We are limited only by our imaginations in finding bizarre (and perhaps highly contrived) recurrence relations.

Now imagine we were given some bizarre and highly contrived sequence generated by a recurrence relation, but we have forgotten the recurrence relation and want to recover it. There is basically no hope whatsoever of doing so (nor would there be much point).

Further, we can only look at a finite number of terms in a given sequence.
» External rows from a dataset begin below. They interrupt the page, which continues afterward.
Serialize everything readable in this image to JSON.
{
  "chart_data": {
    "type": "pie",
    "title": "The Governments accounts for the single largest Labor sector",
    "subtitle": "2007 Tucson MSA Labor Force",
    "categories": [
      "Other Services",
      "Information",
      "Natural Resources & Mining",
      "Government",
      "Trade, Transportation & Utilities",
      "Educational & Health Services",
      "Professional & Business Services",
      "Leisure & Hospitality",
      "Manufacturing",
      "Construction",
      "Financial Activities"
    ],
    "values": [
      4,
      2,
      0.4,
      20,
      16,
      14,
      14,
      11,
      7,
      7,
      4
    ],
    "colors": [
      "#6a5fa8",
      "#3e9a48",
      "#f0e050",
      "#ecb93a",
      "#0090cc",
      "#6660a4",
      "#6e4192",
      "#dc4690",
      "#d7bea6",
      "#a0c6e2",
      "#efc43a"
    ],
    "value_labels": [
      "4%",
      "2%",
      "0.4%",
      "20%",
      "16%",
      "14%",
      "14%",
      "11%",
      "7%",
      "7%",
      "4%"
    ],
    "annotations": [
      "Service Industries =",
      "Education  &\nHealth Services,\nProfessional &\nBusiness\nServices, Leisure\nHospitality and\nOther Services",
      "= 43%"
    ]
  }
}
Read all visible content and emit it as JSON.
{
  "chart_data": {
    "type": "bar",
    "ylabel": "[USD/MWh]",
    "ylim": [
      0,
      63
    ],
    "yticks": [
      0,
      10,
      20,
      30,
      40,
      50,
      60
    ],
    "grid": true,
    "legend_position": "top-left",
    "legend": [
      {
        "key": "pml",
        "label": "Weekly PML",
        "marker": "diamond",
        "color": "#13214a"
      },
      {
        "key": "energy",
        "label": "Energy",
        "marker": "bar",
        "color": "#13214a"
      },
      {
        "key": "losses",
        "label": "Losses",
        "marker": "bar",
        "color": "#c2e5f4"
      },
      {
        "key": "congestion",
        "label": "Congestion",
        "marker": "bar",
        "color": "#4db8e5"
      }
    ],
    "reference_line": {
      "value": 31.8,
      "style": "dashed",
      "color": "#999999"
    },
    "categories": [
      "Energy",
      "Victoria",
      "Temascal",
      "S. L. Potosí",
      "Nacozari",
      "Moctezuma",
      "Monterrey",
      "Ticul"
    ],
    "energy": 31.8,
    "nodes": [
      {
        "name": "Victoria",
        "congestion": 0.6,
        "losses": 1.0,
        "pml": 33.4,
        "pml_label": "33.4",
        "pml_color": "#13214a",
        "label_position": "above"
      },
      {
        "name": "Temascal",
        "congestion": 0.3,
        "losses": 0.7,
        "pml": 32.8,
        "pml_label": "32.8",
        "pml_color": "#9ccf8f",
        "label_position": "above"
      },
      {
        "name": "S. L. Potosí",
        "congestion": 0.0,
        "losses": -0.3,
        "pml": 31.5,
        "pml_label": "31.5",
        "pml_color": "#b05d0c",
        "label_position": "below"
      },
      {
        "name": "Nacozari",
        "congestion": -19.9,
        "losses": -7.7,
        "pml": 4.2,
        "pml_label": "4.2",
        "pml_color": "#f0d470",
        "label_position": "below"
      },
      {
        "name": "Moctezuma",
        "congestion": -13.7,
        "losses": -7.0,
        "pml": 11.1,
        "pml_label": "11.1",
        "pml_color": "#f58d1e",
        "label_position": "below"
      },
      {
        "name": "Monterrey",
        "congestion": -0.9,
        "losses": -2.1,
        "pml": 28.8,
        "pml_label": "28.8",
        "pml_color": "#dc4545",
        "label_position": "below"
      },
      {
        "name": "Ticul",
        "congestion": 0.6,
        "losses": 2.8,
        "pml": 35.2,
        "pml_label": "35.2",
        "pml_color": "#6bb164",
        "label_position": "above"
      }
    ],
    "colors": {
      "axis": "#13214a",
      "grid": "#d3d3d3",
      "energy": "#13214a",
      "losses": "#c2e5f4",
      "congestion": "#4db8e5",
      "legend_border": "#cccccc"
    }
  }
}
Given that finite number of terms, we could fit an infinite number of (even linear homogenous) recurrence relations to them: If we know $(a_i)_{i=1}^N$, then we define a sequence $(x_i)_{i \geq 1}$ recursively by $$x_i=\begin{cases} a_i & \text{ for } i \in \{1,2,\ldots,N\}; \\ c & \text{if } i=N+1 \text{ (for any } c \in \mathbb{R} \text{)}; \\ \sum_{i=n-N-2}^{n-1} x_i & \text{otherwise.} \end{cases}$$ We get an infinite number of recurrence relations by the choice of $c$. So, in practice, even in one of the simplest cases (linear homogeneous recurrence) it is not possible to go backwards from an infinite sequence to a recurrence relation.

That being said, there are ways to "guess" a recurrence given the first few terms in a sequence.

To illustrate, the first few Fibonacci numbers are $1$, $1$, $2$, $3$, $5$. We could guess there's a linear homogeneous recurrence for this sequence of the form $a_{n+1}=c a_n + d a_{n-1}$. We check to see if this works:

  • We see $1,1,2$ occur sequentially, so, if $a_{n+1}=c a_n + d a_{n-1}$ is correct, then we must have $2=c+d$.

  • We see $1,2,3$ occur sequentially, so $3=2c+d$.

  • We see $2,3,5$ occur sequentially, so $5=3c+2d$. (We could keep going if we like.)

So, we have a system of equations: $$ \left(\begin{matrix} 1 & 1 \\ 2 & 1 \\ 3 & 2 \\ \end{matrix}\right) \left(\begin{matrix} c \\ d \\ \end{matrix}\right) = \left(\begin{matrix} 2 \\ 3 \\ 5 \\ \end{matrix}\right) $$ which we solve to find $c=1$ and $d=1$. So our guess is that the recurrence is $a_{n+1}=a_n + a_{n-1}$. But we can't know for sure without knowing that the sequence is indeed the Fibonacci sequence (and we can't know that without inspecting all infinitely many terms, or the recurrence relation defining these numbers [or something equivalent]).